Class Meetings and Assignments

All readings should be completed by the Tuesday lecture.  


·        January 8th               An expanding nation

·  Readings: 

§  This Terrible War:   Chapter 1:  11-42.



·        January 15th            Political tensions  (1820-1854)

·  Readings: 

§  This Terrible War:  Chapter 2:  43-78.

§  William and Ellen Craft, Running a Thousand Miles for Freedom


·        January 22nd                     Bleeding Kansas, Bleeding Sumner

·  Readings:  

§  This Terrible War:  Preface:  1-10.

§  Harrold:  Chapter 1


·        January 29th            1860 and the Road to Secession

·  Readings: 

§  Charles B. Dew, Apostles of Disunion.

§  Harrold:  Chapter 2:  “Disunion to War.”


·        February 5th             To Arms!

·  Readings:

§  This Terrible War:  Chapters 3 and 4:  79-145.

§  Harrold:  Chapter 3:  # 1, #2.

·  Paper #1 Due in section:  On Brooks-Sumner or John Brown - editorials

·  Grading Checklist


·        February 12th                     The First Year of War – (1861-1862)

·   Reading: 

§  This Terrible War:  Chapter 5:  146-171.


·        February 19th           Emancipation  

·  Readings for lecture:  

§  Harrold:   Chapter 6, # 2, 4, 6.





·        February 26th                    The Road to Gettysburg 

·  Readings:

§  This Terrible War:  Chapter 6:  172-198;  Chapter 8:  230-263.

§  Michael Shaara, The Killer Angels.


·        March 4th                 The War at Home 

·  Readings:

§  This Terrible War:  Chapter 7:  199-229.

§  Harrold:  Chapter 3: #8;  Chapter 5:  # 4, 5, 6;  Chapter 6: # 3, 5.



·        March 11th               Spring Break



·         March 18th              Women and Voluntarism

·  Reading:  Louisa May Alcott, Hospital Sketches.


·         March 25th              The Soldier’s Life  

·  Reading:  Harrold: Chapter 4:  entire.


·         April 1st                   The Road to Total War?  (1864-1865)

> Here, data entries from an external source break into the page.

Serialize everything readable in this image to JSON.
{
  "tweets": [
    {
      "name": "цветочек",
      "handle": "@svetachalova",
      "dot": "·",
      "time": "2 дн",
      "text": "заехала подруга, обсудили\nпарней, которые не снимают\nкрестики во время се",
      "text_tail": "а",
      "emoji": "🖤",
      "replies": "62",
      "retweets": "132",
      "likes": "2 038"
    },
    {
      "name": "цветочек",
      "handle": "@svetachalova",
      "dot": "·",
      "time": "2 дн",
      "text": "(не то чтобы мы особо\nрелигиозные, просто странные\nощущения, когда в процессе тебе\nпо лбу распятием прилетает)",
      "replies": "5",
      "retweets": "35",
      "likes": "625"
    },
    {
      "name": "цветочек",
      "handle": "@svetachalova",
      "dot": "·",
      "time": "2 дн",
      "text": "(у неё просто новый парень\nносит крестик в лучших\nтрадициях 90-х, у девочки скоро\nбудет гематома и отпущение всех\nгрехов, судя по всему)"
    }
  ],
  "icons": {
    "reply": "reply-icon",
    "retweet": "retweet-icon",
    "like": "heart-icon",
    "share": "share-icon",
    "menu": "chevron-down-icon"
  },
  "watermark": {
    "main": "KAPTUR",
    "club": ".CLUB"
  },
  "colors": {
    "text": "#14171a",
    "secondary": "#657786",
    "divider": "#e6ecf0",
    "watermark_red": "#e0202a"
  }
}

·  Reading:   This Terrible War:  Chapter 9:  264-297.

·  Paper #2 due in section:    Close analysis of 1 or 2 documents.  Assignment to be discussed in sections.


·          April 8th                  Reconstruction – I

·  Readings:

§  This Terrible War:  Chapter 10:  298-328

§  Albion Tourgee, A Fool’s Errand, pages TBA.


·          April 15th                Reconstruction – II

·   Readings: 

§  This Terrible War: Chapter 11-12:  323-382.

§  Harrold:  Chapter 8.


·         April 22nd                 The Civil War in Memory

·   Readings:  

§  This Terrible War:  383-399.

§  Tony Horwitz, Confederates in the Attic, pages TBA.



·           April 28th               FINAL EXAMINATION

·  10:00-12:00       (This will be half take home and half in class.)